Navigating HIPAA in the Electronic Age:
What DCs Must Know
SOURCE: ACA News ~ March 2015
By Gina Shaw
It has been nearly 20 years since the Health Insurance Portability and Accountability Act of 1996 (HIPAA) was passed and more than five years since its privacy protections for health care consumers were significantly strengthened by the Health Information Technology for Economic and Clinical Health (HITECH) Act of 2009, as more healthcare transactions became electronic.
But even so, many clinicians — especially those in smaller, often non-hospital-affiliated practices such as chiropractic — may not be up to speed on what they need to do to protect their patients’ privacy in the electronic age and comply with laws like HIPAA and HITECH, says Steven Baker, DC, DABFP, DABCO, a councilor with the Council on Chiropractic Education.
“Pretty much every office has a HIPAA form that they have their patients sign, saying here’s what we can do with your information,” he says. “But often they have just picked it up from a practice management group, and they may not really know what’s on that form or what it obligates them to do.”

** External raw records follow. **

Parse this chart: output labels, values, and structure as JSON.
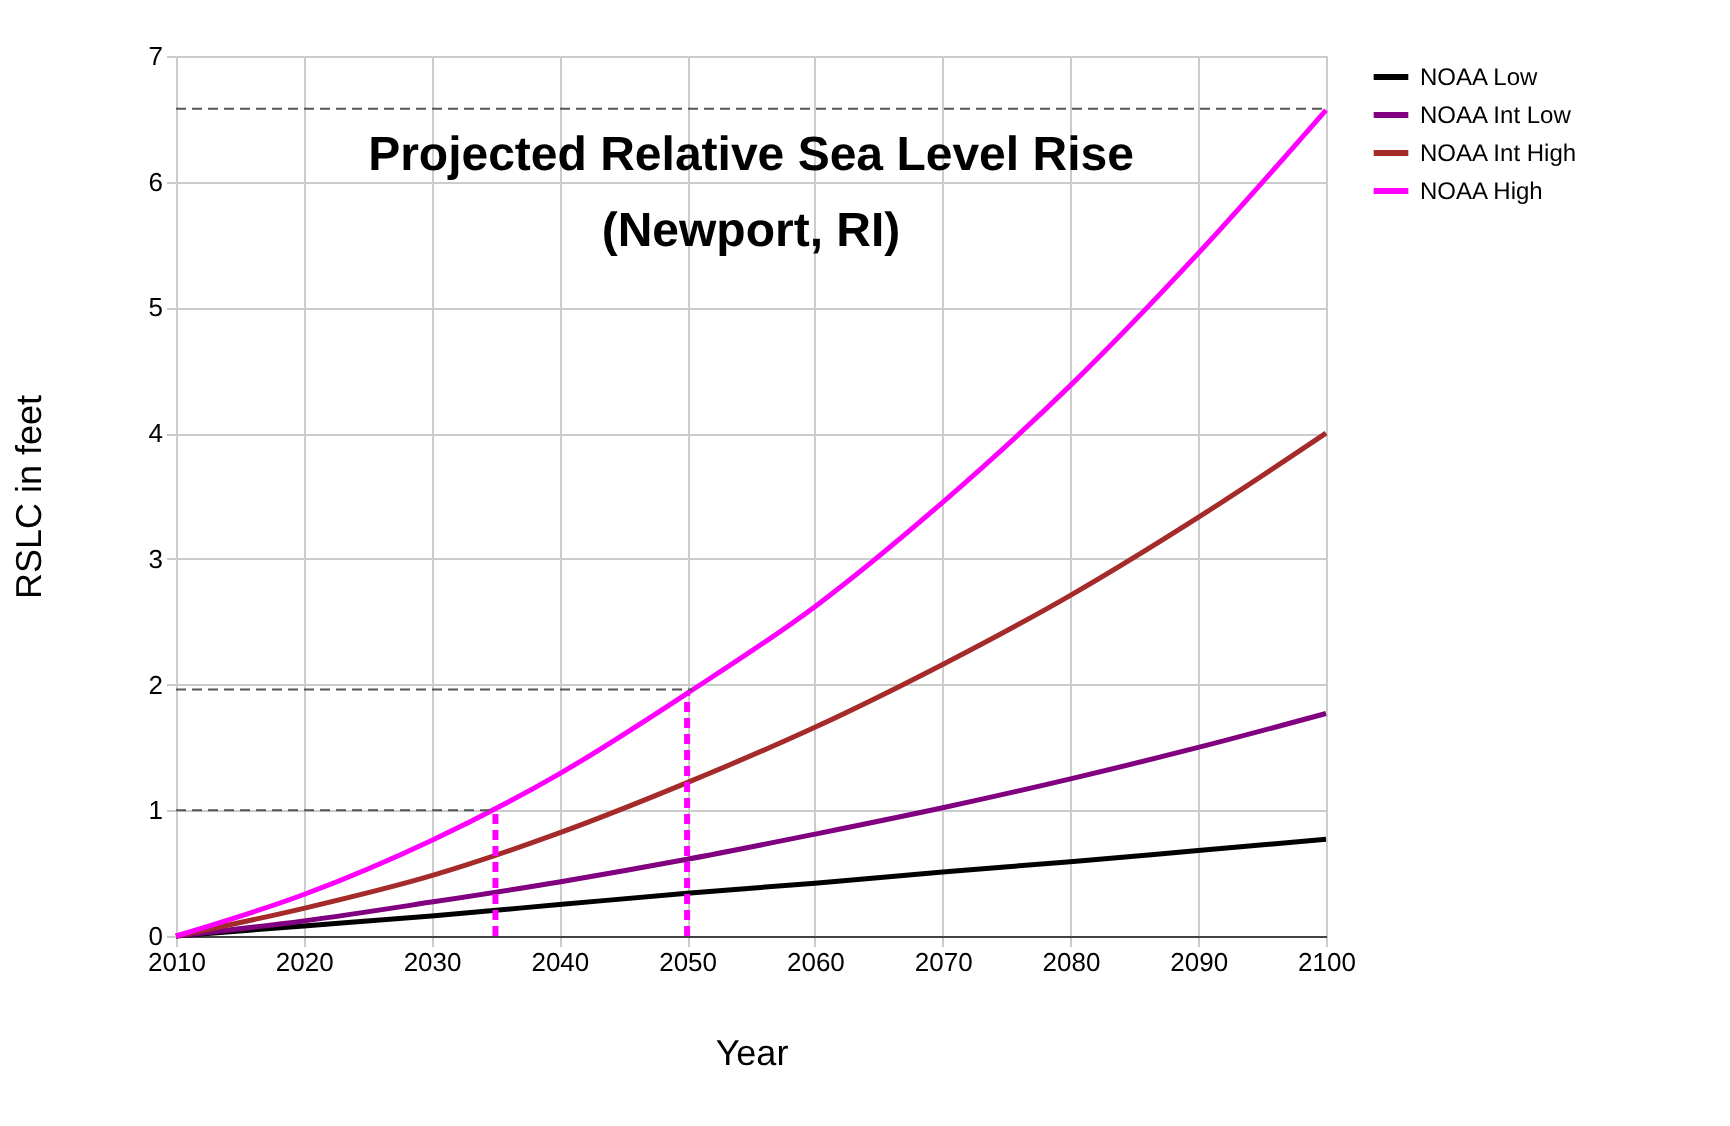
{
  "chart_data": {
    "type": "line",
    "title": "Projected Relative Sea Level Rise",
    "subtitle": "(Newport, RI)",
    "xlabel": "Year",
    "ylabel": "RSLC in feet",
    "x": [
      2010,
      2020,
      2030,
      2040,
      2050,
      2060,
      2070,
      2080,
      2090,
      2100
    ],
    "series": [
      {
        "name": "NOAA Low",
        "color": "#000000",
        "values": [
          0,
          0.08,
          0.16,
          0.25,
          0.34,
          0.42,
          0.51,
          0.59,
          0.68,
          0.77
        ]
      },
      {
        "name": "NOAA Int Low",
        "color": "#800080",
        "values": [
          0,
          0.12,
          0.27,
          0.43,
          0.61,
          0.81,
          1.02,
          1.25,
          1.5,
          1.77
        ]
      },
      {
        "name": "NOAA Int High",
        "color": "#a52a2a",
        "values": [
          0,
          0.22,
          0.48,
          0.82,
          1.22,
          1.66,
          2.16,
          2.71,
          3.33,
          4.0
        ]
      },
      {
        "name": "NOAA High",
        "color": "#ff00ff",
        "values": [
          0,
          0.33,
          0.76,
          1.29,
          1.93,
          2.62,
          3.45,
          4.38,
          5.43,
          6.57
        ]
      }
    ],
    "xlim": [
      2010,
      2100
    ],
    "xticks": [
      2010,
      2020,
      2030,
      2040,
      2050,
      2060,
      2070,
      2080,
      2090,
      2100
    ],
    "ylim": [
      0,
      7
    ],
    "yticks": [
      0,
      1,
      2,
      3,
      4,
      5,
      6,
      7
    ],
    "ref_lines": [
      {
        "axis": "y",
        "value": 1,
        "color": "#555555",
        "line_style": "dashed"
      },
      {
        "axis": "y",
        "value": 1.96,
        "color": "#555555",
        "line_style": "dashed"
      },
      {
        "axis": "y",
        "value": 6.58,
        "color": "#555555",
        "line_style": "dashed"
      },
      {
        "axis": "x",
        "value": 2035,
        "color": "#ff00ff",
        "line_style": "dashed"
      },
      {
        "axis": "x",
        "value": 2050,
        "color": "#ff00ff",
        "line_style": "dashed"
      }
    ],
    "grid": true,
    "legend": "top right",
    "marker": "none",
    "line_style": "solid"
  }
}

So here are a few things every doctor of chiropractic (DC) and chiropractic office staffer should know about electronic privacy:
1. Do the laws apply to you?
Most health care practitioners are considered “covered entities” under HIPAA and HITECH — but not necessarily all. Healthcare providers are considered covered entities if they electronically transmit “PHI” — protected health information. You can collect individually identifiable health information without transmitting it electronically, although that’s becoming rare these days.